In this homiletical fashion, conscience may be understood as the inner hidden compass that helps us navigate the shoals of cynicism and despair. In a world dominated by ecclesiastical and secular authoritarians who behead, rape, torture and destroy human beings, it is of utmost importance that healthy and responsive religion leave room for the therapy of conscience and cultivating the compassion of moral sensibility.
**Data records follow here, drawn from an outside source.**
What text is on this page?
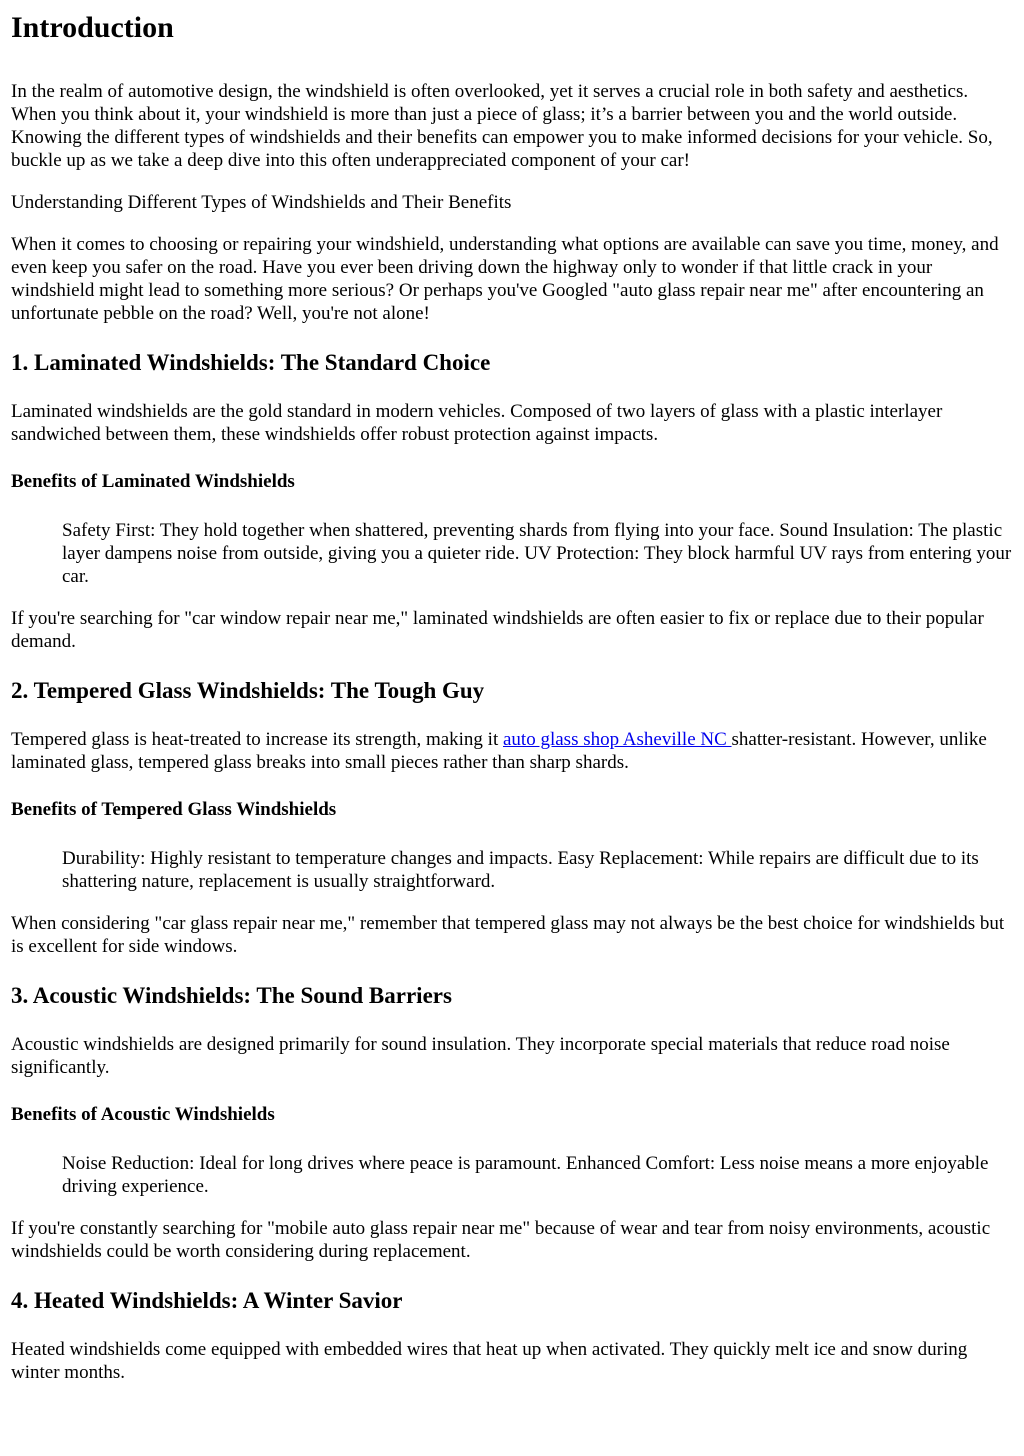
Introduction

In the realm of automotive design, the windshield is often overlooked, yet it serves a crucial role in both safety and aesthetics. When you think about it, your windshield is more than just a piece of glass; it’s a barrier between you and the world outside. Knowing the different types of windshields and their benefits can empower you to make informed decisions for your vehicle. So, buckle up as we take a deep dive into this often underappreciated component of your car!

Understanding Different Types of Windshields and Their Benefits

When it comes to choosing or repairing your windshield, understanding what options are available can save you time, money, and even keep you safer on the road. Have you ever been driving down the highway only to wonder if that little crack in your windshield might lead to something more serious? Or perhaps you've Googled "auto glass repair near me" after encountering an unfortunate pebble on the road? Well, you're not alone!

1. Laminated Windshields: The Standard Choice

Laminated windshields are the gold standard in modern vehicles. Composed of two layers of glass with a plastic interlayer sandwiched between them, these windshields offer robust protection against impacts.

Benefits of Laminated Windshields
Safety First: They hold together when shattered, preventing shards from flying into your face. Sound Insulation: The plastic layer dampens noise from outside, giving you a quieter ride. UV Protection: They block harmful UV rays from entering your car.

If you're searching for "car window repair near me," laminated windshields are often easier to fix or replace due to their popular demand.

2. Tempered Glass Windshields: The Tough Guy

Tempered glass is heat-treated to increase its strength, making it auto glass shop Asheville NC shatter-resistant. However, unlike laminated glass, tempered glass breaks into small pieces rather than sharp shards.

Benefits of Tempered Glass Windshields
Durability: Highly resistant to temperature changes and impacts. Easy Replacement: While repairs are difficult due to its shattering nature, replacement is usually straightforward.

When considering "car glass repair near me," remember that tempered glass may not always be the best choice for windshields but is excellent for side windows.

3. Acoustic Windshields: The Sound Barriers

Acoustic windshields are designed primarily for sound insulation. They incorporate special materials that reduce road noise significantly.

Benefits of Acoustic Windshields
Noise Reduction: Ideal for long drives where peace is paramount. Enhanced Comfort: Less noise means a more enjoyable driving experience.

If you're constantly searching for "mobile auto glass repair near me" because of wear and tear from noisy environments, acoustic windshields could be worth considering during replacement.

4. Heated Windshields: A Winter Savior

Heated windshields come equipped with embedded wires that heat up when activated. They quickly melt ice and snow during winter months.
The duty to obey and the duty to disobey are complementary. Alone, the duty to obey promotes a culture devoid of responsibility. The duty to disobey alone points to the madness of anarchy. Both are needed to check and balance the extremism of each. In our day, the pendulum swings toward the pole of obedience. It reduces the human being into an instrument for another's wishes, whether in the name of God or the state or industry. The swing of the pendulum should not be arrested in one place. The culture of moral conscience stiffens the spine and strengthens the heart and mind, framing the character of a healthy civilization.